İktidar döneminde yaşanan skandallar Johnson'a güveni sarsmış olsa da nabız yoklamaları Muhafazakar Parti üyeleri ve tabanı arasında önemli bir kesimin İngiliz siyasetçiyi başbakanlık koltuğundan indiren, bir kabine darbesini andıran süreci onaylamadığını gösteriyor.
Johnson'ı koltuğundan eden süreçte rolü olan bazı milletvekillerinin bile Truss ve Sunak gibi karizmadan yoksun alternatifler karşısında, partiye son 40 yılın en büyük seçim başarısını getirmiş siyasetçiyi şimdiden özlediği konuşuluyor. Johnson'ın parlamentodaki son konuşmasını "Yeniden görüşmek üzere" sözleriyle bitirmesi kendisinin de böyle bir dönüşü hayal ettiği şeklinde yorumlanıyor.
Brexit faturası
Johnson hükümetinin tarihe geçen başarısı ülkeyi 2016'da yapılan referandumla alınan Avrupa Birliğinden (AB) ayrılma (Brexit) kararını, 2020 başında hayata geçirmek oldu. Ancak bu "başarının" bir ekonomik maliyeti var. OECD verilerine göre Brexit referandumundan bu yana geçen sürede Avrupa Birliği'nde kişi başına gelir yüzde 8,5 artarken, İngiltere'de artış yüzde 3,5'te kaldı. Referandumu takiben 200 binden fazla AB vatandaşı İngiltere'deki işlerini bırakarak ülkelerine geri dönerken, yeni göçün de önü kesilmişti. Bu durum başta sağlık ve ağırlama sektörü olmak üzere İngiliz ekonomisinde iş gücü açığına yol açtı.
Salgınla mücadele İngiliz maliyesinin borç yükünü 300 milyar sterlinin üzerinde artırdı. Tedarik zincirlerindeki aksama enflasyonu körükledi. Salgından çıkışta İngiltere'nin ekonomik performansı ile AB ülkelerininki arasında da ilkinin aleyhine bariz bir fark oluştu.

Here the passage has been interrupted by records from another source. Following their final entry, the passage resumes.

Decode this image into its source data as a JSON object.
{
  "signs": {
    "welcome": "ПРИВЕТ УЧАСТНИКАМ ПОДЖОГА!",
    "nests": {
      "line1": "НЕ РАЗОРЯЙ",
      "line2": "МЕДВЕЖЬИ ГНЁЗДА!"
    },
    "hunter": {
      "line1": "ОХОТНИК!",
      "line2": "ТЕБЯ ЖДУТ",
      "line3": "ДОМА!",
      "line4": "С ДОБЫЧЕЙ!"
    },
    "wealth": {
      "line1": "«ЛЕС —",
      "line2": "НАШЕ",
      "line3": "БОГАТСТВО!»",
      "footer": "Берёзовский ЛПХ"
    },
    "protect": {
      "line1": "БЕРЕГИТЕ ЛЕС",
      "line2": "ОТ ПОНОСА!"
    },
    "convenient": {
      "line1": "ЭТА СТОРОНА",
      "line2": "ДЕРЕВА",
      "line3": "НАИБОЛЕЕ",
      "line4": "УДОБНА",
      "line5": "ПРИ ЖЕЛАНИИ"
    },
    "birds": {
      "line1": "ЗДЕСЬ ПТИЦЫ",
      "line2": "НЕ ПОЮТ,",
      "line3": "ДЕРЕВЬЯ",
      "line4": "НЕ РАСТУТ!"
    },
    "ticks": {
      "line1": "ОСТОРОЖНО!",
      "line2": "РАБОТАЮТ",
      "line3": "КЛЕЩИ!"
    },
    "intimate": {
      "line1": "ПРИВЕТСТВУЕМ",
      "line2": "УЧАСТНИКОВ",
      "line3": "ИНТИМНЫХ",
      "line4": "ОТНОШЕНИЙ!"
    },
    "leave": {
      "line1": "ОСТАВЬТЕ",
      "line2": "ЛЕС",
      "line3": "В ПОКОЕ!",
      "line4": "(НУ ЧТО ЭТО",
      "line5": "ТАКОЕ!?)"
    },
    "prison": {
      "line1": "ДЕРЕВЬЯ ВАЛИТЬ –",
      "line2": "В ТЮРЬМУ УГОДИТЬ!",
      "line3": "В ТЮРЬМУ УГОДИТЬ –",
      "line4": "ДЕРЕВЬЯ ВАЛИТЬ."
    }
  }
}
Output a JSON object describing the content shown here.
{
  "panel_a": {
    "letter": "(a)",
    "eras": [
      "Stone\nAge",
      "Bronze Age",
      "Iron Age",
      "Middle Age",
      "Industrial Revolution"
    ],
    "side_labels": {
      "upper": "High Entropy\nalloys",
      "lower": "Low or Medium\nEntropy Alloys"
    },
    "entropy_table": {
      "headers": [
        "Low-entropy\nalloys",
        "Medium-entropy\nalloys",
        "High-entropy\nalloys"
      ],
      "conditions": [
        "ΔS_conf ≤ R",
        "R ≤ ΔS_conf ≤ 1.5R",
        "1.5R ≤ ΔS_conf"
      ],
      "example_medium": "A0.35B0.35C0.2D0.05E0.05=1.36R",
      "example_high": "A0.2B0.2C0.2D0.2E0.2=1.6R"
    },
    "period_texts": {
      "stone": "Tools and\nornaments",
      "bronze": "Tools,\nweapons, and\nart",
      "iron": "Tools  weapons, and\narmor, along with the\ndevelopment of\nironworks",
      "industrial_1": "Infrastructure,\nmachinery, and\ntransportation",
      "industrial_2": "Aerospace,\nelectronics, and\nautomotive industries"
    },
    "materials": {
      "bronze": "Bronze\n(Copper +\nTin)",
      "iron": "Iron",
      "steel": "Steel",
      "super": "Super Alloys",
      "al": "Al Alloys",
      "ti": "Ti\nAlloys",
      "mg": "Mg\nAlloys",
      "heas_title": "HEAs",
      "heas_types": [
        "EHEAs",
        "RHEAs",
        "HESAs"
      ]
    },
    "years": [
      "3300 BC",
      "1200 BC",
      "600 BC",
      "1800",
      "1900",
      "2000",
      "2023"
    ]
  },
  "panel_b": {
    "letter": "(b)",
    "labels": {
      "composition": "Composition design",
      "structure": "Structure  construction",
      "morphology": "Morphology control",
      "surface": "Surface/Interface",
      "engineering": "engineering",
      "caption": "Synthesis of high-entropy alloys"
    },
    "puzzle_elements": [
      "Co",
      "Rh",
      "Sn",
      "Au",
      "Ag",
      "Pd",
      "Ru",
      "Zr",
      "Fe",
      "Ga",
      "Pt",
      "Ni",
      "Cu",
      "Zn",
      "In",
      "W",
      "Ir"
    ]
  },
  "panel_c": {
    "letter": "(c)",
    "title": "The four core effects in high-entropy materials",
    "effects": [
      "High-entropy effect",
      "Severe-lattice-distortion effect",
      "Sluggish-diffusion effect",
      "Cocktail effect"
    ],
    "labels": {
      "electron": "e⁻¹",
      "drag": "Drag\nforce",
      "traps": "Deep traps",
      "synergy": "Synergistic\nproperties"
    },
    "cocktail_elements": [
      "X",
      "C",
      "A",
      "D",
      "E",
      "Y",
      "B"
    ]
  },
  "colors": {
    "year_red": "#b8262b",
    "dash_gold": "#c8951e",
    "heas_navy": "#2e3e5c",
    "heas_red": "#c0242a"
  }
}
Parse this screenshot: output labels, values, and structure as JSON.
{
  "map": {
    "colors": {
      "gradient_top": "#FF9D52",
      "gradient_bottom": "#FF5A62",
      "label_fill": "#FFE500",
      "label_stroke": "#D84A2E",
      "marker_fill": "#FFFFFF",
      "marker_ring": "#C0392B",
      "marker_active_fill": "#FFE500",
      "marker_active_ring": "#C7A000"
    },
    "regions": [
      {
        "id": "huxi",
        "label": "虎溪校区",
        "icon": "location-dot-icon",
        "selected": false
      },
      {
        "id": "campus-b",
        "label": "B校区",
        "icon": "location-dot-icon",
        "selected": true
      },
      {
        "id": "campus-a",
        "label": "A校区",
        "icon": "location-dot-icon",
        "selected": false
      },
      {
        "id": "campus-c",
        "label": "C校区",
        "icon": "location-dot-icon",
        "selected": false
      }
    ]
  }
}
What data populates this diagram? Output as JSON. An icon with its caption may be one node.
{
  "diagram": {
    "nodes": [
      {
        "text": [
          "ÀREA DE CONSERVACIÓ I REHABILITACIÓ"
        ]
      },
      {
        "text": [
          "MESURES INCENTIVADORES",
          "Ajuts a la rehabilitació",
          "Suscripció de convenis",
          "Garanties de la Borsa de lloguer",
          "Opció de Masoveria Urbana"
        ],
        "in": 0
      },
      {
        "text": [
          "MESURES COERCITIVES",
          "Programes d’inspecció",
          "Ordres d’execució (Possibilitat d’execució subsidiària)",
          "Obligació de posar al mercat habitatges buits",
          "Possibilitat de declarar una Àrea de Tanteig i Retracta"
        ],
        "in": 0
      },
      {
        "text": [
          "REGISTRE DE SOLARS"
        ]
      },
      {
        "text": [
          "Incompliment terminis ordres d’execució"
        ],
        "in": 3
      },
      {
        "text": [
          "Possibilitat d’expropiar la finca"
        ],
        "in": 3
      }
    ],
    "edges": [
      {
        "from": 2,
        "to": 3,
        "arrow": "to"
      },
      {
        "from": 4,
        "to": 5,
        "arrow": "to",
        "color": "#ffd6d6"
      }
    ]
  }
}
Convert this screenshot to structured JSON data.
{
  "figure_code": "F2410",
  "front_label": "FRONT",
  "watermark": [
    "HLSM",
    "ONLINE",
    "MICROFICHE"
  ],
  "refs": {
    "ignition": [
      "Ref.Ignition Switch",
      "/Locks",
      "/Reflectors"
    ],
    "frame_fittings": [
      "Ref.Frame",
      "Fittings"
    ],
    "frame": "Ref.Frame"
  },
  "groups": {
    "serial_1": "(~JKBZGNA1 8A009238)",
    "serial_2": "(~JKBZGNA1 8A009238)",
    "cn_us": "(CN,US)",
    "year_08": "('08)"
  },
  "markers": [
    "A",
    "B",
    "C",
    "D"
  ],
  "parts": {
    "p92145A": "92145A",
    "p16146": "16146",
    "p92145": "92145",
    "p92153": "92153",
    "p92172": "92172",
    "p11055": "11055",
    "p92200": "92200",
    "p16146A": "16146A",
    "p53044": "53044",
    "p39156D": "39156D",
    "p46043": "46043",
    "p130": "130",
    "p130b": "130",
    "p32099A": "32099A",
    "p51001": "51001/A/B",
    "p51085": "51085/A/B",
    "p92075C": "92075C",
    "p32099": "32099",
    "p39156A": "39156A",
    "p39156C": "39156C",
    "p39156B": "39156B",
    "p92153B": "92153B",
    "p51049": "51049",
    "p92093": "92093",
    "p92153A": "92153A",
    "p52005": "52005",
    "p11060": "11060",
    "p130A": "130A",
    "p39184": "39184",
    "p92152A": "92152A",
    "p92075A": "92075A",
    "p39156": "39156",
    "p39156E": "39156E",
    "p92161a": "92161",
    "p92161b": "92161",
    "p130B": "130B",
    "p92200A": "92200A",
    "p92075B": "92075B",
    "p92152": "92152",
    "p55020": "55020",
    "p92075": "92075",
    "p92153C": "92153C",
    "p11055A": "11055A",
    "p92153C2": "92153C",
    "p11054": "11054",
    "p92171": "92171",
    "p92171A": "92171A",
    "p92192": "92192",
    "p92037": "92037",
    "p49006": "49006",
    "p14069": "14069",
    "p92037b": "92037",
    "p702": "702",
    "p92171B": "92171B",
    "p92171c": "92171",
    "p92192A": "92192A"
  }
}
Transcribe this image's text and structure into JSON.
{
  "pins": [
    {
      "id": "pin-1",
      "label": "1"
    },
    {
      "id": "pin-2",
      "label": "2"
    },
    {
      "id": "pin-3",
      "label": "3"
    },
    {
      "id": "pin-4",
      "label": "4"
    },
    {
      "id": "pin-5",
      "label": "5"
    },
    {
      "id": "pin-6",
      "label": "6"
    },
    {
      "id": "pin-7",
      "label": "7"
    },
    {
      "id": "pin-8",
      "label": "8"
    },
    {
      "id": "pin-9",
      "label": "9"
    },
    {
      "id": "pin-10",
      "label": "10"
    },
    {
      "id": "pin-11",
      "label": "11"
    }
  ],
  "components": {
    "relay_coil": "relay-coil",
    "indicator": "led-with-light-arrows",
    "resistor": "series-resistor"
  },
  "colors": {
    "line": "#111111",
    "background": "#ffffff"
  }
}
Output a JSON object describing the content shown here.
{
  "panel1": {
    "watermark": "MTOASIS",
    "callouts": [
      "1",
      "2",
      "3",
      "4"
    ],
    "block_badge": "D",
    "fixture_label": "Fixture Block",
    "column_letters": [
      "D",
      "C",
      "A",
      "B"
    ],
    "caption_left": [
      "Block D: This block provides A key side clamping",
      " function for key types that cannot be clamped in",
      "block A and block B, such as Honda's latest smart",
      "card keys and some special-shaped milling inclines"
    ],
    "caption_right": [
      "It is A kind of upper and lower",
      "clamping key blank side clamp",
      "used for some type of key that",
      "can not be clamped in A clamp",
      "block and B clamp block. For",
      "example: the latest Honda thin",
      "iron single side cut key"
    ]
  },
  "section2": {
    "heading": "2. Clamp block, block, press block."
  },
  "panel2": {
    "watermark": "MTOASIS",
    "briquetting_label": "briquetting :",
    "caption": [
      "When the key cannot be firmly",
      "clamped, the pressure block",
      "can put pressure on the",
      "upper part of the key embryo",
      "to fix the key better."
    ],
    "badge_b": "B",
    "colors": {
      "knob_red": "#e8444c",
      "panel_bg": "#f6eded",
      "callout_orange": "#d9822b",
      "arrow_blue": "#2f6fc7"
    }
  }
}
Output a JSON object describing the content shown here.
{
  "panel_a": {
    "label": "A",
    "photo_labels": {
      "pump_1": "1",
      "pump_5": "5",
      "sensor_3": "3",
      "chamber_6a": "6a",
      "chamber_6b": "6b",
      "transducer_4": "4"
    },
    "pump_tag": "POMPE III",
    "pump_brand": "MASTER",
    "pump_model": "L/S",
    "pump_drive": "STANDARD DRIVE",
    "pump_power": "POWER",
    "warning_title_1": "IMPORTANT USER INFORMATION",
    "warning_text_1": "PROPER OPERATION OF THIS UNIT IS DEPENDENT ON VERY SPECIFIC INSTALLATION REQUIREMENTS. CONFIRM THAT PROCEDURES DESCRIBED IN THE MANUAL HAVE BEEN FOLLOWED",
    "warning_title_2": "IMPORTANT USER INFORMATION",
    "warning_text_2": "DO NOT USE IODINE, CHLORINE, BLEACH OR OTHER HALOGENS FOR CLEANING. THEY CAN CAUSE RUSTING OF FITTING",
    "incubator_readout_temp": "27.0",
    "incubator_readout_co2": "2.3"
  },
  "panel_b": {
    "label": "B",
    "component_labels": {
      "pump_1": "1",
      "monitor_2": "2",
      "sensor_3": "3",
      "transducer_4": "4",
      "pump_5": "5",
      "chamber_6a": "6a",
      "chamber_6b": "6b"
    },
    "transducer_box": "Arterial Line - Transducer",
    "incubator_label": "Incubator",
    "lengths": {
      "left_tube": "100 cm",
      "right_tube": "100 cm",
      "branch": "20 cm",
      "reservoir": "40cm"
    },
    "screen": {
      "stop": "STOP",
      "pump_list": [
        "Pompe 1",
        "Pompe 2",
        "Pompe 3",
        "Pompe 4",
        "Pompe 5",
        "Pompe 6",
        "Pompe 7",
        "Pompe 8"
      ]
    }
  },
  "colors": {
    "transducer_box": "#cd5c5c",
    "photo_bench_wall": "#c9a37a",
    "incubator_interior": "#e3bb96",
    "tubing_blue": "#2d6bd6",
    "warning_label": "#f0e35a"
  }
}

Ukrayna krizine bağlı enerji ve gıda fiyatlarındaki artış da İngiltere'de zaten emsallerine göre yüksek enflasyonu körükledi. Yine OECD'ye göre İngiltere G7 ülkeleri içinde bu yıl en yavaş büyüyen ülke olacak. Kuruluş, İngiltere'nin bu yıl yüzde 3,5 büyümesini, gelecek yıl ise durgunluk yaşamasını öngörüyor. Yüksek faiz, borç yükünü azaltmaya dönük getirilen yüksek vergiler ve yüksek enflasyon İngiltere'yi G20 ülkeleri içinde Rusya'dan sonra en kötü ekonomik performansa sahip ülke konumuna itti.
Farklı çözümler
Muhafazakar Parti'den devam eden liderlik yarışındaki iki aday arasındaki temel politika farkı bu krizden çıkış yolu konusunda. Sunak, borç yükünü azaltmaya ve enflasyonu düşürmeye öncelik veriyor ve bu hedefe matuf olarak en az 2 yıl yüksek vergilendirme siyaseti izlemenin zorunlu olduğunu söylüyor.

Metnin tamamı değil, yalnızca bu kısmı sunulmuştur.